Il progetto nasce da un'idea di Federica Balestrieri giornalista Tg1 Rai e volontaria dell'Associazione Terza Settimana: iniziato lo scorso marzo 2014, ha offerto ai tredici homeless, selezionati dagli assistenti sociali del Centro Aiuto Stazione Centrale, la possibilità di partecipare ad un corso di formazione professionale della durata di due mesi, per apprendere l'utilizzo del linguaggio fotografico.
Il vincitore della competizione è Dino Luciano Bertoli, senzatetto italo-argentino ospitato nel centro di accoglienza di via Saponaro gestito da Fratelli di San Francesco ed è stato premiato con una borsa lavoro della durata di sei mesi rinnovabili sino ad un anno per lavorare presso l'agenzia fotografica SGP di Stefano Guindani. Le foto esposte documentano la quotidianità di queste persone che hanno perso tutto: il lavoro, la famiglia, la casa, ma mai la dignità.
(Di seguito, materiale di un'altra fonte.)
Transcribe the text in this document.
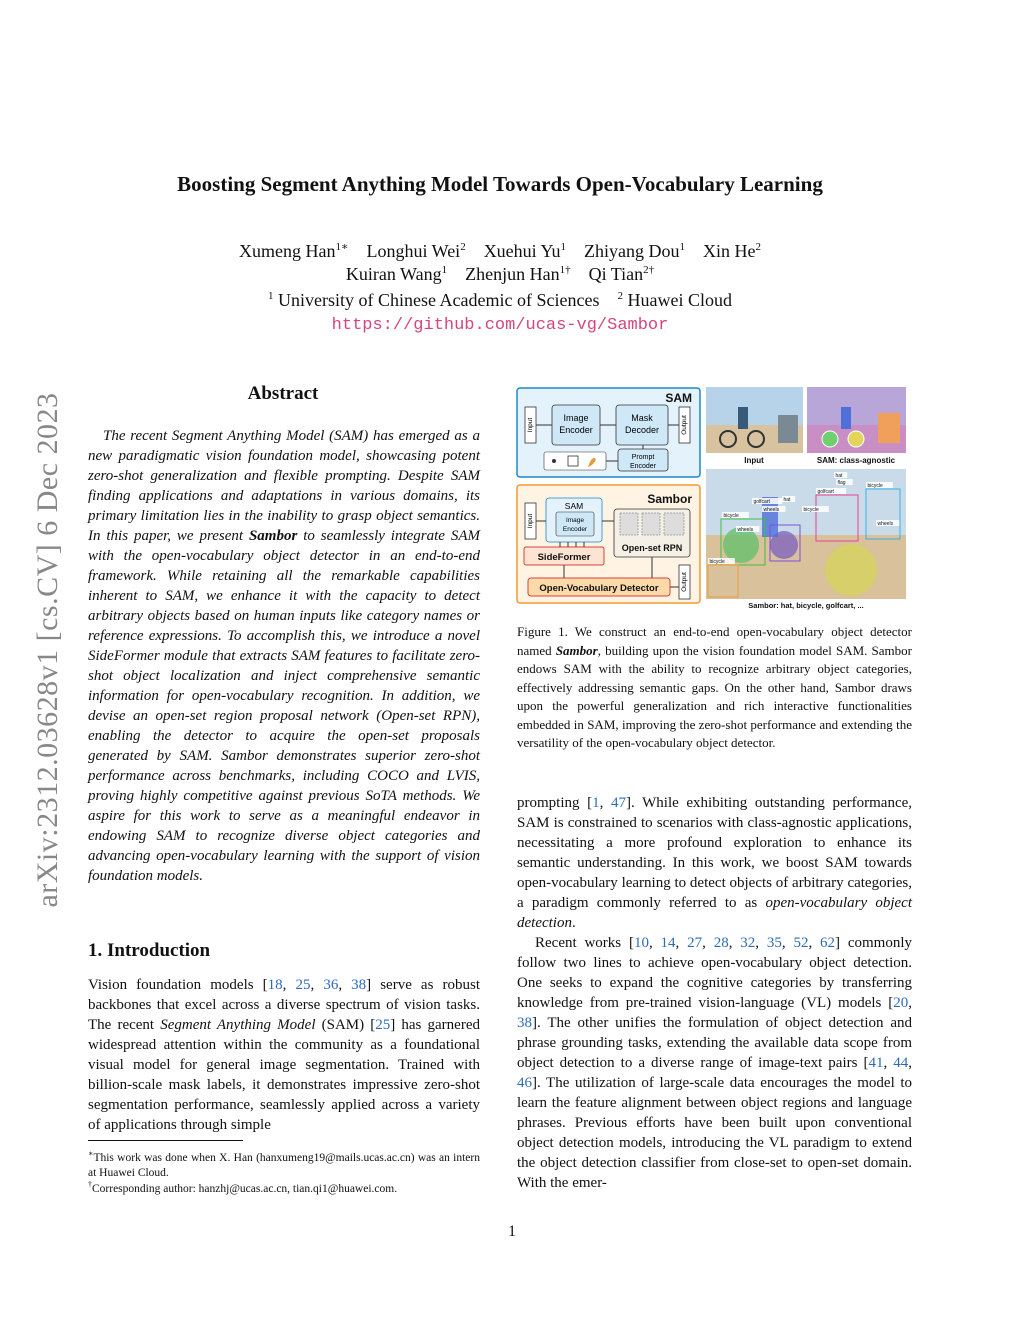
arXiv:2312.03628v1 [cs.CV] 6 Dec 2023
Boosting Segment Anything Model Towards Open-Vocabulary Learning
Xumeng Han$^{1∗}$ Longhui Wei$^2$ Xuehui Yu$^1$ Zhiyang Dou$^1$ Xin He$^2$
Kuiran Wang$^1$ Zhenjun Han$^{1\dagger}$ Qi Tian$^{2\dagger}$
$^1$ University of Chinese Academic of Sciences $^2$ Huawei Cloud
https://github.com/ucas-vg/Sambor
Abstract

The recent Segment Anything Model (SAM) has emerged as a new paradigmatic vision foundation model, showcasing potent zero-shot generalization and flexible prompting. Despite SAM finding applications and adaptations in various domains, its primary limitation lies in the inability to grasp object semantics. In this paper, we present Sambor to seamlessly integrate SAM with the open-vocabulary object detector in an end-to-end framework. While retaining all the remarkable capabilities inherent to SAM, we enhance it with the capacity to detect arbitrary objects based on human inputs like category names or reference expressions. To accomplish this, we introduce a novel SideFormer module that extracts SAM features to facilitate zero-shot object localization and inject comprehensive semantic information for open-vocabulary recognition. In addition, we devise an open-set region proposal network (Open-set RPN), enabling the detector to acquire the open-set proposals generated by SAM. Sambor demonstrates superior zero-shot performance across benchmarks, including COCO and LVIS, proving highly competitive against previous SoTA methods. We aspire for this work to serve as a meaningful endeavor in endowing SAM to recognize diverse object categories and advancing open-vocabulary learning with the support of vision foundation models.

1. Introduction

Vision foundation models [18, 25, 36, 38] serve as robust backbones that excel across a diverse spectrum of vision tasks. The recent Segment Anything Model (SAM) [25] has garnered widespread attention within the community as a foundational visual model for general image segmentation. Trained with billion-scale mask labels, it demonstrates impressive zero-shot segmentation performance, seamlessly applied across a variety of applications through simple

∗This work was done when X. Han (hanxumeng19@mails.ucas.ac.cn) was an intern at Huawei Cloud.
†Corresponding author: hanzhj@ucas.ac.cn, tian.qi1@huawei.com.
SAM
Input	Image
Encoder
Mask
Decoder	Output
Prompt
Encoder
Sambor
Input
SAM
Image
Encoder
SideFormer
Open-set RPN
Open-Vocabulary Detector	Output
Input	SAM: class-agnostic
golfcart
hat
flag
bicycle
wheels
bicycle
golfcart
wheels
hat
bicycle
wheels
bicycle
Sambor: hat, bicycle, golfcart, ...

Figure 1. We construct an end-to-end open-vocabulary object detector named Sambor, building upon the vision foundation model SAM. Sambor endows SAM with the ability to recognize arbitrary object categories, effectively addressing semantic gaps. On the other hand, Sambor draws upon the powerful generalization and rich interactive functionalities embedded in SAM, improving the zero-shot performance and extending the versatility of the open-vocabulary object detector.

prompting [1, 47]. While exhibiting outstanding performance, SAM is constrained to scenarios with class-agnostic applications, necessitating a more profound exploration to enhance its semantic understanding. In this work, we boost SAM towards open-vocabulary learning to detect objects of arbitrary categories, a paradigm commonly referred to as open-vocabulary object detection.

Recent works [10, 14, 27, 28, 32, 35, 52, 62] commonly follow two lines to achieve open-vocabulary object detection. One seeks to expand the cognitive categories by transferring knowledge from pre-trained vision-language (VL) models [20, 38]. The other unifies the formulation of object detection and phrase grounding tasks, extending the available data scope from object detection to a diverse range of image-text pairs [41, 44, 46]. The utilization of large-scale data encourages the model to learn the feature alignment between object regions and language phrases. Previous efforts have been built upon conventional object detection models, introducing the VL paradigm to extend the object detection classifier from close-set to open-set domain. With the emer-

1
Come trascorrono la giornata? dove dormono? dove si prendeono cura del proprio corpo? Ma le immagini portano lo spettatore a interrograsi sul loro Passato e sul loro Futuro, su quali siano le aspettative o i loro sogni...
Tra i promotori dell'iniziativa ci sono il Centro Aiuto del Comune di Milano, l'Assessorato alle Politiche Sociali e quello Cultura, oltre alla SGP Stefano Guindani Photo ed Echo Photo Agency, e con il contributo di Tod's.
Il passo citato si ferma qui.